ICU daily shape: (180, 5)
Weekly resampled shape: (53, 5)
Monthly resampled shape: (12, 5)
Missing values after upsampling: temperature                 323
heart_rate                  323
blood_pressure_systolic     323
blood_pressure_diastolic    323
weight                      323
dtype: int64


## Part 2.4: Missing Data Handling

**üí° TIP: High Percentage of Missing Data is Expected!**
When upsampling from monthly to daily frequency, you'll create approximately 96% missing data (only 12 month-end dates have values out of 365 days).

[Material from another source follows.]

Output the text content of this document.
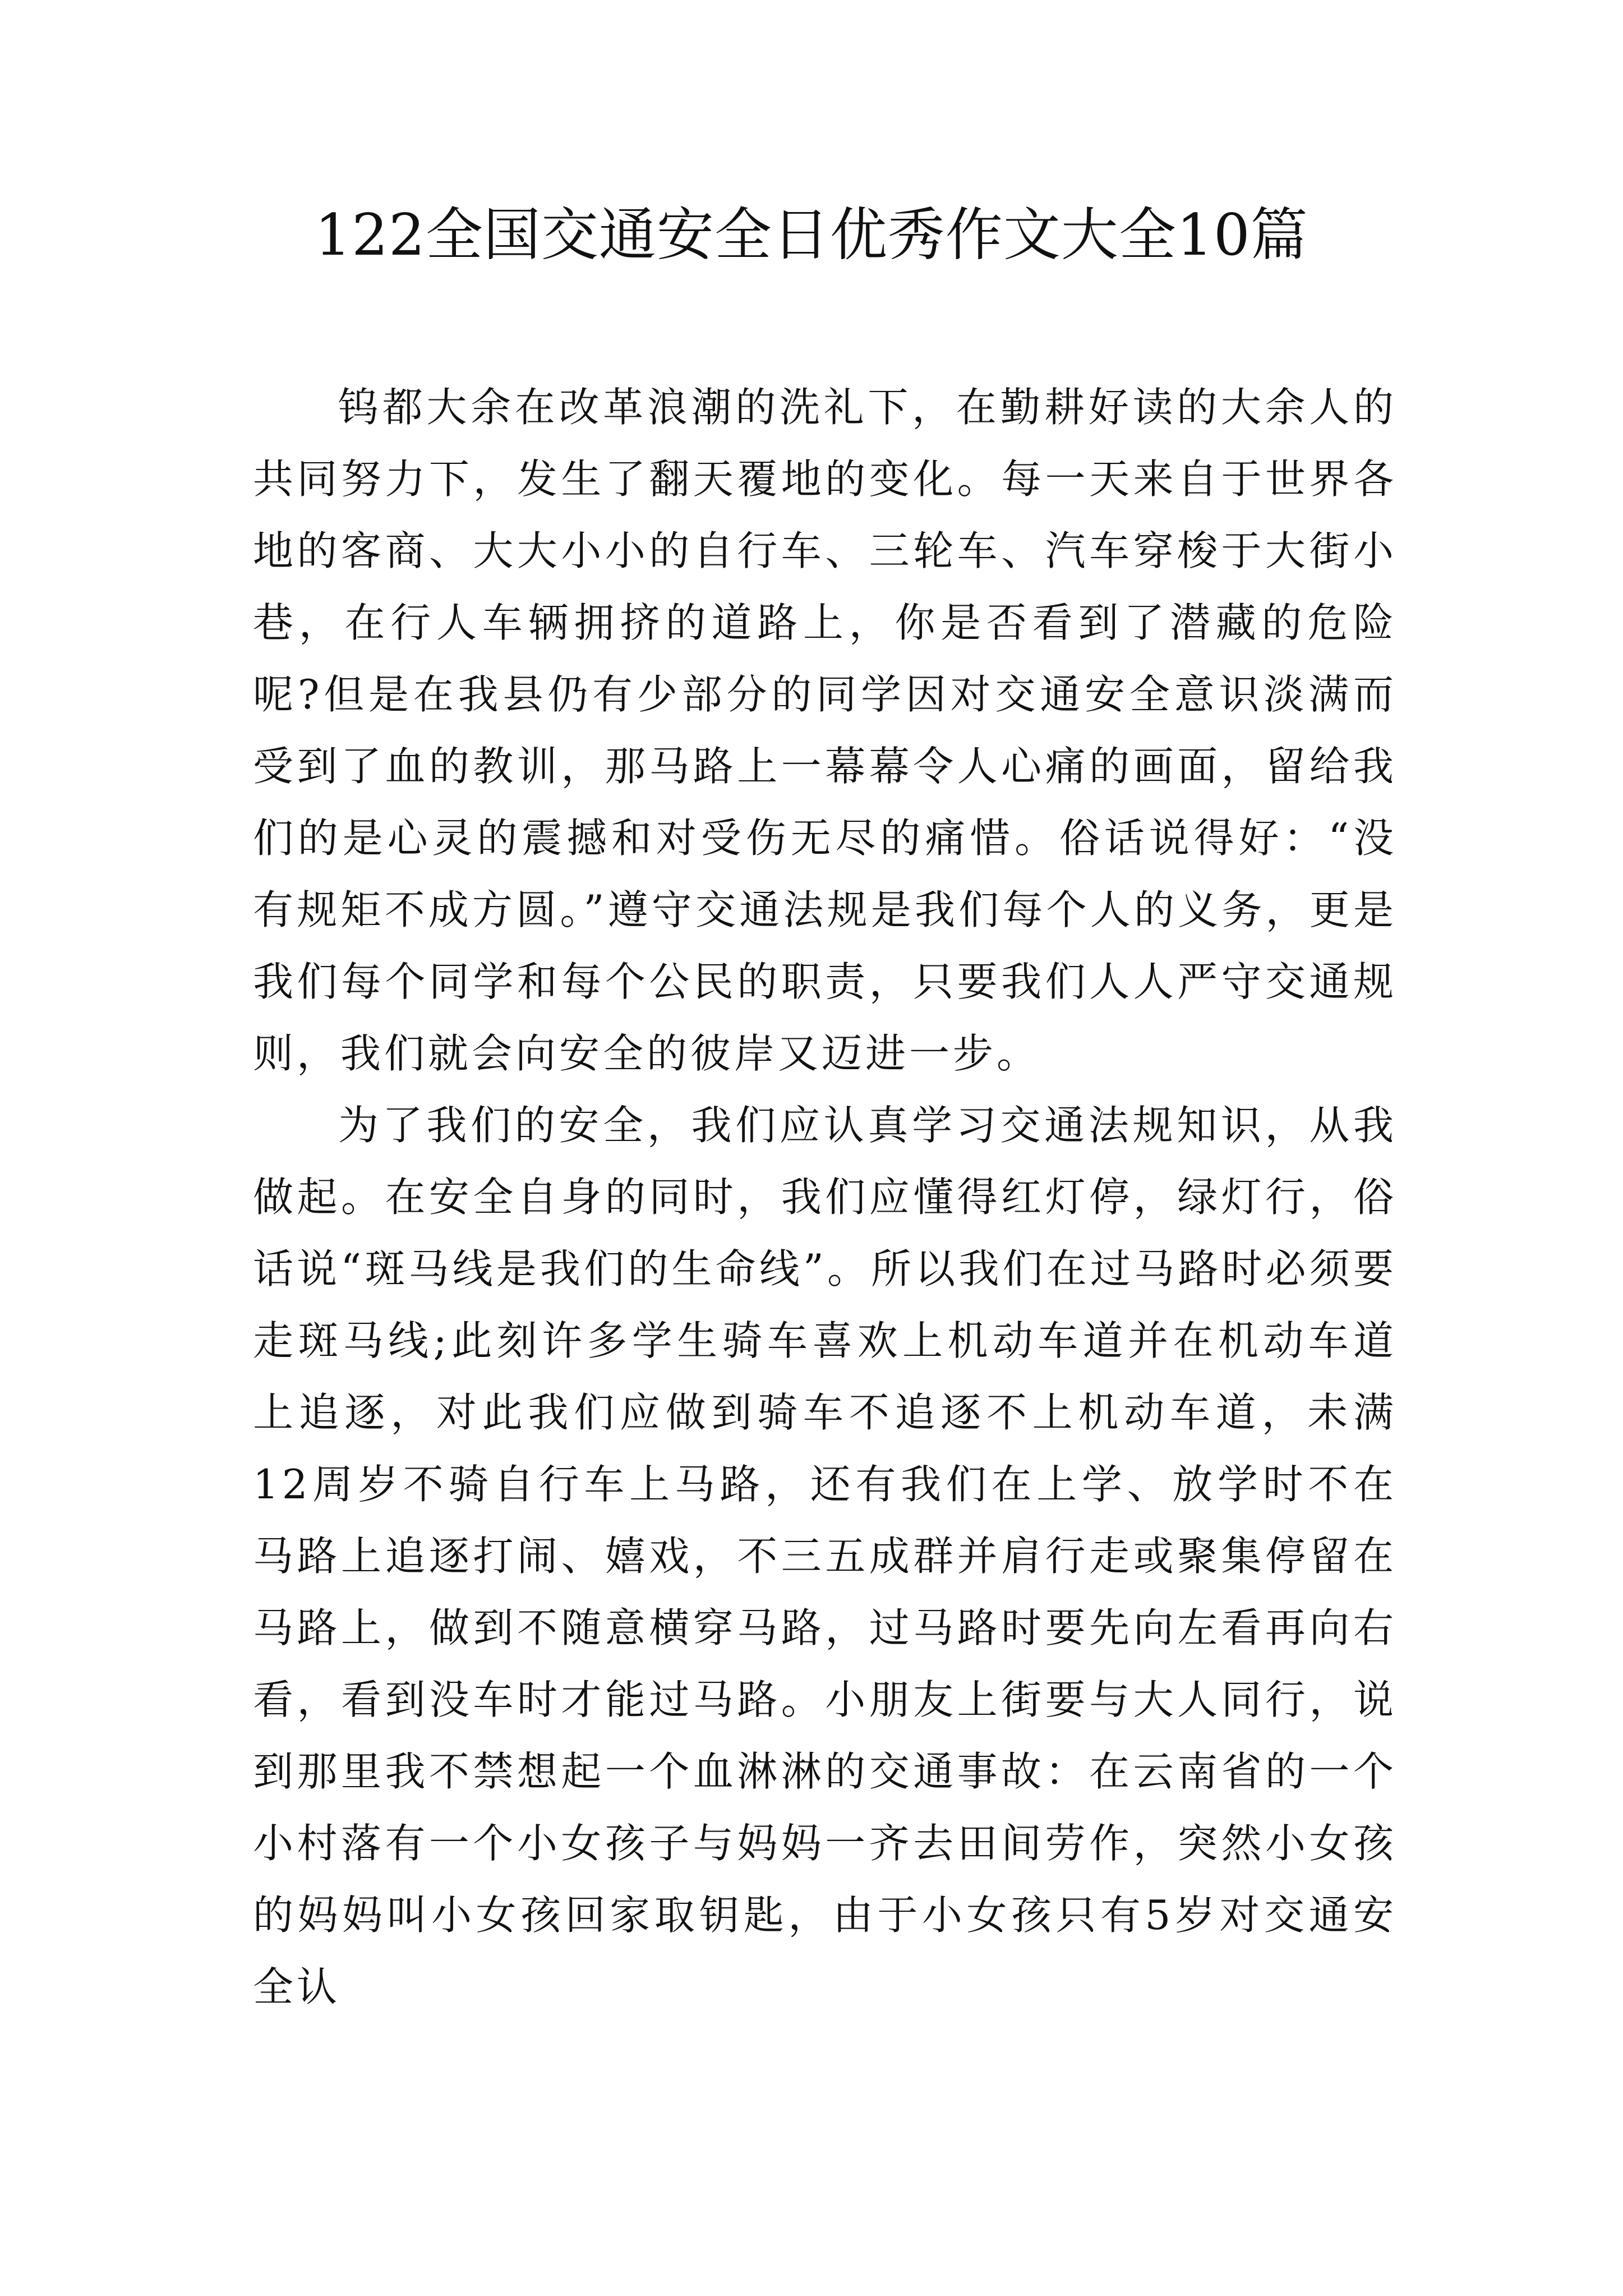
122全国交通安全日优秀作文大全10篇

钨都大余在改革浪潮的洗礼下，在勤耕好读的大余人的共同努力下，发生了翻天覆地的变化。每一天来自于世界各地的客商、大大小小的自行车、三轮车、汽车穿梭于大街小巷，在行人车辆拥挤的道路上，你是否看到了潜藏的危险呢?但是在我县仍有少部分的同学因对交通安全意识淡满而受到了血的教训，那马路上一幕幕令人心痛的画面，留给我们的是心灵的震撼和对受伤无尽的痛惜。俗话说得好：“没有规矩不成方圆。”遵守交通法规是我们每个人的义务，更是我们每个同学和每个公民的职责，只要我们人人严守交通规则，我们就会向安全的彼岸又迈进一步。

为了我们的安全，我们应认真学习交通法规知识，从我做起。在安全自身的同时，我们应懂得红灯停，绿灯行，俗话说“斑马线是我们的生命线”。所以我们在过马路时必须要走斑马线;此刻许多学生骑车喜欢上机动车道并在机动车道上追逐，对此我们应做到骑车不追逐不上机动车道，未满12周岁不骑自行车上马路，还有我们在上学、放学时不在马路上追逐打闹、嬉戏，不三五成群并肩行走或聚集停留在马路上，做到不随意横穿马路，过马路时要先向左看再向右看，看到没车时才能过马路。小朋友上街要与大人同行，说到那里我不禁想起一个血淋淋的交通事故：在云南省的一个小村落有一个小女孩子与妈妈一齐去田间劳作，突然小女孩的妈妈叫小女孩回家取钥匙，由于小女孩只有5岁对交通安全认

This is normal and expected for upsampling - don't be alarmed!

**Approach:** Create missing values by upsampling monthly data to daily frequency. This creates a clear, structured pattern of missing data that's ideal for practicing imputation methods.

**TODO: Handle missing data in time series**

In [58]:
# Identify missing values in time series
# Use the monthly resampled data from Part 2.3 and upsample to daily:
#   - Take patient_vitals_monthly['temperature']
#   - Upsample to daily frequency using .resample('D').asfreq()
#   - This creates missing values for all days except month-end dates (~96% missing)
ts_with_missing = patient_vitals_monthly['temperature'].resample('D').asfreq()  # Time series with missing values
print("Missing value count:", ts_with_missing.isna().sum())
print("Missing value percentage:", ts_with_missing.isna().sum() / len(ts_with_missing) * 100)

# Use forward fill and backward fill
ts_ffill = ts_with_missing.ffill()  # Forward fill missing values (use .ffill() method)
ts_bfill = ts_with_missing.bfill()  # Backward fill missing values (use .bfill() method)

# Use interpolation methods
ts_interpolated = ts_with_missing.interpolate()  # Interpolate missing values
ts_interpolated_linear = ts_with_missing.interpolate(method = 'linear')  # Linear interpolation
ts_interpolated_time = ts_with_missing.interpolate(method = 'time')  # Time-based interpolation

# Use rolling mean for imputation
ts_rolling_imputed = ts_with_missing.fillna(ts_with_missing.rolling(window = 7).mean())  # Fill missing with rolling mean

# Create missing data report
# Document your missing data handling with the following sections:
# 1. Missing value summary: Total count and percentage
# 2. Missing data patterns: When/why data is missing (by month, day of week, etc.)
# 3. Imputation method: Which method you used (forward fill, backward fill, interpolation, rolling mean)
# 4. Rationale: Why you chose that method
# 5. Pros and cons: Advantages and limitations of your approach
# 6. Example: Show at least one example of missing data before and after imputation
# Minimum length: 300 words
missing_data_report = f"""
Documentation of our missing data handling:

- How many missing values did you find?
    a. In our time series dataset, we found the number of missing values using: 'ts_with_missing.isna().sum()' 
    The number of missing values was: {ts_with_missing.isna().sum()}.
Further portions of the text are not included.